Ida B. Wells-Barnett: “One had better die fighting injustice than die like a dog or a rat in a trap."
Shirley Chisholm: “You don't make progress by standing on the sidelines, whimpering and complaining. You make progress by implementing ideas.”
Angela Davis: "I think the importance of doing activist work is precisely because it allows you to give back and to consider yourself not as a single individual who may have achieved whatever but to be a part of an ongoing historical movement."
Hannah Arendt: "The sad truth is that most evil is done by people who never make up their minds to be good or evil."
Malala Yousafzi: "I raise up my voice—not so I can shout, but so that those without a voice can be heard... we cannot succeed when half of us are held back."
Michelle Obama: "Choose people who will lift you up... Find people who will make you better."
bell hooks: “I will not have my life narrowed down. I will not bow down to somebody else's whim or to someone else's ignorance.”
Gloria Steinem: "Law and justice are not always the same. When they aren't destroying the law may be the first step toward changing it."
Fannie Lou Hamer: "There is one thing you've gotta learn about our movement. Three people are better than no people."
Hillary Rodham Clinton: "Loss hurts. But please never stop believing that fighting for what’s right is worth it."
Kamala Harris: "We must not despair. We must not be overwhelmed or throw up our hands. It is time to roll up our sleeves and fight for who we are."
Toni Morrison: "The function of freedom is to free someone else."
Eleanor Roosevelt: "A woman is like a tea bag—you never know how strong she is until she gets in hot water."
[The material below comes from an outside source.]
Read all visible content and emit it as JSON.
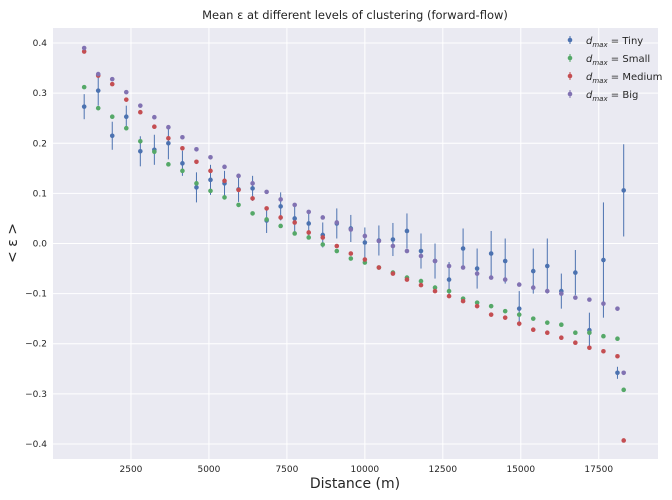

Maya Angelou: "You may encounter many defeats, but you must not be defeated. In fact, it may be necessary to encounter the defeats, so you can know who you are, what you can rise from, how you can still come out of it."
Chimamanda Ngozi Adichie: "Some people ask: 'Why the word feminist? Why not just say you are a believer in human rights, or something like that?' Because that would be dishonest. Feminism is, of course, part of human rights in general—but to choose to use the vague expression human rights is to deny the specific and particular problem of gender. It would be a way of pretending that it was not women who have, for centuries, been excluded. It would be a way of denying that the problem of gender targets women.”